I can’t remember how, or when, I came across this poem for the first time. If I were to hazard a guess, it would be that I was initially drawn to the title. Whilst I resent feeling any affection for a corporation like Coca-Cola, I can’t deny the presence of the drink’s sweet, chemical burn in some of my own favourite memories, from hungover New Year’s Day breakfasts to sheltering under the shade of a café umbrella, or even mixed with something stronger in a sweaty nightclub.

An alternative theory is that I first found the poem through one of my favourite bands. ‘Martha’ are a queer, anarchist, four-piece rock band from the village of Pity Me, County Durham. In their 2014 song, 1967, I Miss You, I’m Lonely, ‘Martha’ makes repeated references to the poem and borrows one of its most iconic lines: ‘I look at you and I am confident that I’d rather look at you than all the portraits in existence in the world’. The song is less of an adaptation and more of an homage. Whilst O’Hara’s favourite portrait (the only one that could ever potentially distract him from his lover) is Rembrandt’s The Polish Rider, ‘Martha’ chooses a portrait of O’Hara, painted by his friend Grace Hartigan, instead. In the poem O’Hara clearly only has eyes for his lover, but in ‘Martha’s’ cheeky opening lines the narrator attempts to entice the couple into a ménage à trois. Nevertheless, the song captures a similar mood to the poem; an art-filled, whirlwind tour of Europe, whilst hopelessly in love.
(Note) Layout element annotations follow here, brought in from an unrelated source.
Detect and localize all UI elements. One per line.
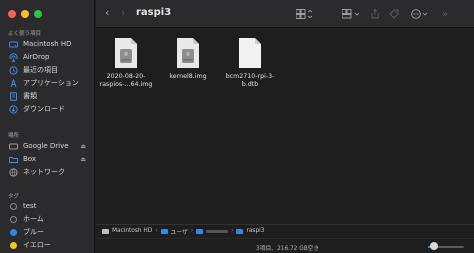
sidebar-item-airdrop[interactable]: AirDrop bbox=[4, 51, 92, 63]
path-separator: › bbox=[190, 228, 194, 234]
window-title: raspi3 bbox=[136, 7, 172, 18]
sidebar-item-recents[interactable]: 最近の項目 bbox=[4, 64, 92, 76]
disk-image-icon bbox=[112, 37, 140, 69]
sidebar-item-documents[interactable]: 書類 bbox=[4, 90, 92, 102]
sidebar-item-label: 書類 bbox=[23, 92, 37, 100]
sidebar-tag-blue[interactable]: ブルー bbox=[4, 226, 92, 238]
toolbar: ‹ › raspi3 » bbox=[96, 0, 474, 28]
file-name-line2: raspios-...64.img bbox=[99, 81, 153, 88]
disk-image-icon bbox=[174, 37, 202, 69]
tag-icon[interactable] bbox=[389, 9, 399, 19]
sidebar-item-label: ホーム bbox=[23, 215, 44, 223]
folder-icon bbox=[236, 228, 244, 234]
sidebar-item-label: Macintosh HD bbox=[23, 40, 72, 48]
redacted-username[interactable] bbox=[206, 229, 229, 233]
sidebar-item-label: AirDrop bbox=[23, 53, 50, 61]
sidebar: よく使う項目 Macintosh HD AirDrop 最近の項目 アプリケーシ… bbox=[0, 0, 95, 253]
sidebar-item-label: イエロー bbox=[23, 241, 51, 249]
blank-document-icon bbox=[236, 37, 264, 69]
sidebar-item-label: Google Drive bbox=[23, 142, 69, 150]
file-name-line1: kernel8.img bbox=[169, 73, 207, 80]
locations-section-title: 場所 bbox=[8, 133, 20, 139]
sidebar-item-box[interactable]: Box ⏏ bbox=[4, 153, 92, 165]
network-icon bbox=[8, 167, 18, 177]
finder-window: よく使う項目 Macintosh HD AirDrop 最近の項目 アプリケーシ… bbox=[0, 0, 474, 253]
download-icon bbox=[8, 104, 18, 114]
hard-drive-icon bbox=[8, 39, 18, 49]
path-separator: › bbox=[231, 228, 234, 234]
eject-icon[interactable]: ⏏ bbox=[80, 156, 86, 163]
file-item[interactable]: kernel8.img bbox=[158, 37, 218, 81]
drive-icon bbox=[8, 141, 18, 151]
path-item[interactable]: raspi3 bbox=[246, 228, 264, 234]
zoom-button[interactable] bbox=[34, 10, 42, 18]
sidebar-tag-home[interactable]: ホーム bbox=[4, 213, 92, 225]
icon-size-slider-knob[interactable] bbox=[430, 242, 438, 250]
window-controls bbox=[8, 10, 42, 18]
file-area: 2020-08-20- raspios-...64.img kernel8.im… bbox=[96, 29, 474, 224]
path-bar: Macintosh HD › ユーザ › › raspi3 bbox=[96, 224, 474, 237]
applications-icon bbox=[8, 78, 18, 88]
back-button[interactable]: ‹ bbox=[105, 6, 109, 19]
sidebar-item-downloads[interactable]: ダウンロード bbox=[4, 103, 92, 115]
tag-dot-icon bbox=[9, 228, 17, 236]
tag-dot-icon bbox=[9, 202, 17, 210]
toolbar-overflow-icon[interactable]: » bbox=[442, 9, 448, 20]
sidebar-item-network[interactable]: ネットワーク bbox=[4, 166, 92, 178]
folder-icon bbox=[8, 154, 18, 164]
more-actions-icon[interactable] bbox=[411, 9, 429, 19]
file-item[interactable]: 2020-08-20- raspios-...64.img bbox=[96, 37, 156, 89]
file-name-line1: 2020-08-20- bbox=[106, 73, 146, 80]
sidebar-item-macintosh-hd[interactable]: Macintosh HD bbox=[4, 38, 92, 50]
sidebar-item-label: 最近の項目 bbox=[23, 66, 58, 74]
tag-dot-icon bbox=[9, 241, 17, 249]
sidebar-tag-test[interactable]: test bbox=[4, 200, 92, 212]
folder-icon bbox=[160, 228, 168, 234]
file-name-line1: bcm2710-rpi-3- bbox=[225, 73, 275, 80]
sidebar-item-label: ブルー bbox=[23, 228, 44, 236]
path-item[interactable]: Macintosh HD bbox=[112, 228, 152, 234]
sidebar-item-google-drive[interactable]: Google Drive ⏏ bbox=[4, 140, 92, 152]
path-item[interactable]: ユーザ bbox=[171, 227, 188, 236]
airdrop-icon bbox=[8, 52, 18, 62]
share-icon[interactable] bbox=[371, 9, 379, 19]
hard-drive-icon bbox=[102, 228, 109, 234]
sidebar-item-label: ネットワーク bbox=[23, 168, 65, 176]
file-name-line2: b.dtb bbox=[241, 81, 259, 88]
file-item[interactable]: bcm2710-rpi-3- b.dtb bbox=[220, 37, 280, 89]
icon-view-icon[interactable] bbox=[296, 9, 314, 19]
tags-section-title: タグ bbox=[8, 194, 20, 200]
sidebar-item-label: ダウンロード bbox=[23, 105, 65, 113]
clock-icon bbox=[8, 65, 18, 75]
path-separator: › bbox=[155, 228, 158, 234]
forward-button[interactable]: › bbox=[121, 6, 125, 19]
eject-icon[interactable]: ⏏ bbox=[80, 143, 86, 150]
sidebar-item-applications[interactable]: アプリケーション bbox=[4, 77, 92, 89]
sidebar-item-label: Box bbox=[23, 155, 37, 163]
document-icon bbox=[8, 91, 18, 101]
sidebar-item-label: アプリケーション bbox=[23, 79, 79, 87]
folder-icon bbox=[196, 228, 204, 234]
sidebar-item-label: test bbox=[23, 202, 37, 210]
group-view-icon[interactable] bbox=[342, 9, 362, 19]
status-text: 3項目、216.72 GB空き bbox=[256, 246, 320, 252]
sidebar-tag-yellow[interactable]: イエロー bbox=[4, 239, 92, 251]
minimize-button[interactable] bbox=[21, 10, 29, 18]
favorites-section-title: よく使う項目 bbox=[8, 31, 42, 37]
tag-dot-icon bbox=[9, 215, 17, 223]
close-button[interactable] bbox=[8, 10, 16, 18]
status-bar: 3項目、216.72 GB空き bbox=[96, 238, 474, 253]
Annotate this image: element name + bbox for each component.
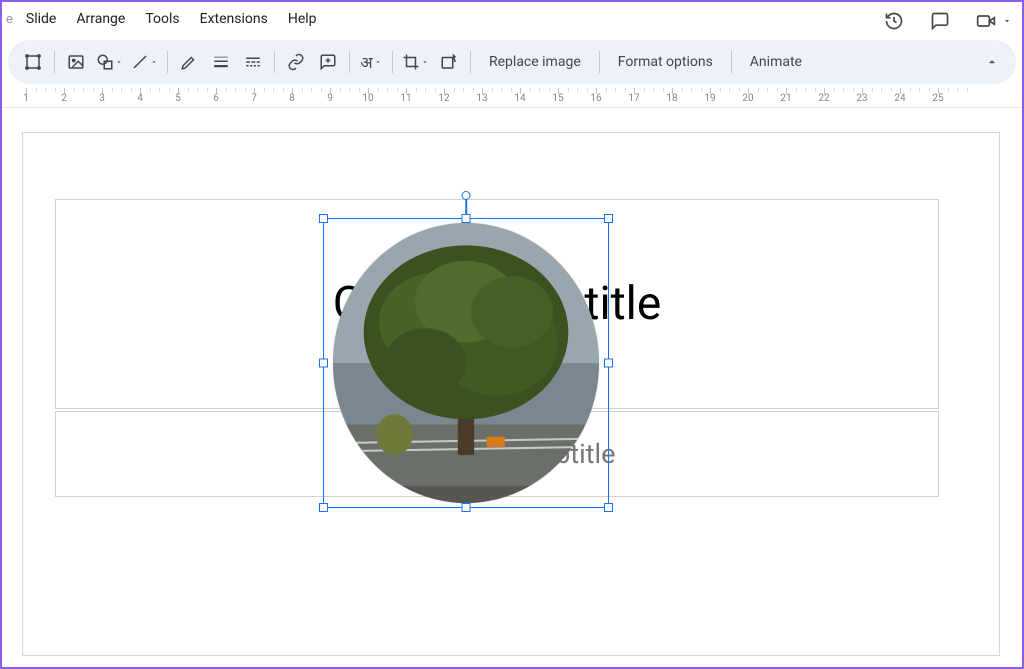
separator	[392, 51, 393, 73]
ruler-label: 20	[742, 93, 753, 104]
line-dash-icon	[244, 53, 262, 71]
border-weight-button[interactable]	[206, 47, 236, 77]
replace-image-button[interactable]: Replace image	[477, 47, 593, 77]
ruler-label: 17	[628, 93, 639, 104]
camera-icon	[976, 11, 996, 31]
ruler-label: 13	[476, 93, 487, 104]
ruler-label: 2	[61, 93, 67, 104]
reset-image-button[interactable]	[434, 47, 464, 77]
ruler-label: 18	[666, 93, 677, 104]
chevron-down-icon[interactable]	[1002, 16, 1012, 26]
separator	[167, 51, 168, 73]
selection-box-icon	[24, 53, 42, 71]
ruler-label: 7	[251, 93, 257, 104]
menu-extensions[interactable]: Extensions	[191, 5, 277, 33]
border-color-button[interactable]	[174, 47, 204, 77]
reset-image-icon	[440, 53, 458, 71]
ruler-label: 10	[362, 93, 373, 104]
format-options-button[interactable]: Format options	[606, 47, 725, 77]
version-history-button[interactable]	[880, 7, 908, 35]
resize-handle-bl[interactable]	[319, 503, 328, 512]
ruler-label: 23	[856, 93, 867, 104]
link-icon	[287, 53, 305, 71]
menu-tools[interactable]: Tools	[136, 5, 188, 33]
image-icon	[67, 53, 85, 71]
menubar: e Slide Arrange Tools Extensions Help	[2, 2, 1022, 36]
collapse-toolbar-button[interactable]	[978, 48, 1006, 76]
ruler-label: 16	[590, 93, 601, 104]
separator	[274, 51, 275, 73]
animate-button[interactable]: Animate	[738, 47, 814, 77]
toolbar: अ Replace image Format options Animate	[8, 40, 1016, 84]
line-button[interactable]	[128, 47, 161, 77]
slide-canvas[interactable]: Click to add title Click to add subtitle	[2, 110, 1022, 667]
mask-image-button[interactable]	[399, 47, 432, 77]
separator	[599, 51, 600, 73]
add-comment-icon	[319, 53, 337, 71]
ruler-label: 19	[704, 93, 715, 104]
ruler-label: 15	[552, 93, 563, 104]
ruler-label: 25	[932, 93, 943, 104]
ruler-label: 12	[438, 93, 449, 104]
slide[interactable]: Click to add title Click to add subtitle	[22, 132, 1000, 656]
insert-link-button[interactable]	[281, 47, 311, 77]
present-camera-button[interactable]	[972, 7, 1000, 35]
history-icon	[884, 11, 904, 31]
ruler-label: 21	[780, 93, 791, 104]
ruler-label: 9	[327, 93, 333, 104]
ruler-label: 6	[213, 93, 219, 104]
resize-handle-br[interactable]	[604, 503, 613, 512]
translate-icon: अ	[360, 51, 372, 73]
chevron-down-icon	[150, 58, 158, 66]
line-weight-icon	[212, 53, 230, 71]
menu-help[interactable]: Help	[279, 5, 326, 33]
separator	[731, 51, 732, 73]
ruler-label: 3	[99, 93, 105, 104]
crop-icon	[402, 53, 420, 71]
chevron-down-icon	[115, 58, 123, 66]
separator	[54, 51, 55, 73]
menu-slide[interactable]: Slide	[17, 5, 65, 33]
line-icon	[131, 53, 149, 71]
open-comments-button[interactable]	[926, 7, 954, 35]
masked-image[interactable]	[333, 223, 599, 503]
ruler-label: 4	[137, 93, 143, 104]
insert-image-button[interactable]	[61, 47, 91, 77]
ruler-label: 14	[514, 93, 525, 104]
ruler-label: 11	[400, 93, 411, 104]
shape-button[interactable]	[93, 47, 126, 77]
add-comment-button[interactable]	[313, 47, 343, 77]
chevron-down-icon	[374, 58, 382, 66]
ruler-label: 5	[175, 93, 181, 104]
chevron-up-icon	[985, 55, 999, 69]
ruler-label: 8	[289, 93, 295, 104]
translate-button[interactable]: अ	[356, 47, 386, 77]
chevron-down-icon	[421, 58, 429, 66]
top-right-actions	[880, 4, 1012, 38]
menu-overflow-hint: e	[6, 12, 15, 27]
comment-icon	[930, 11, 950, 31]
crop-image-button[interactable]	[18, 47, 48, 77]
ruler-label: 22	[818, 93, 829, 104]
separator	[470, 51, 471, 73]
horizontal-ruler[interactable]: 1234567891011121314151617181920212223242…	[2, 88, 1022, 108]
ruler-label: 24	[894, 93, 905, 104]
menu-arrange[interactable]: Arrange	[67, 5, 134, 33]
shape-icon	[96, 53, 114, 71]
separator	[349, 51, 350, 73]
resize-handle-bm[interactable]	[462, 503, 471, 512]
ruler-label: 1	[23, 93, 29, 104]
pen-icon	[180, 53, 198, 71]
border-dash-button[interactable]	[238, 47, 268, 77]
tree-photo	[333, 223, 599, 503]
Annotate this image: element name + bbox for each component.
As I write this, it’s still getting dark before 5 PM, I can’t visit a gallery and, despite the taunting airline promotions that fill my inbox, Barcelona and Biarritz feel further away than ever. However, even in Edinburgh today, some of O’Hara’s lines are within our grasp. It is inevitable that soon there will be warm afternoon light, I’ll see tulips bloom around the birches and maybe I’ll even wear an orange shirt, like a ‘better happier St. Sebastian’. And, of course, there will always be the ultimate pleasure of having a coke with someone I love.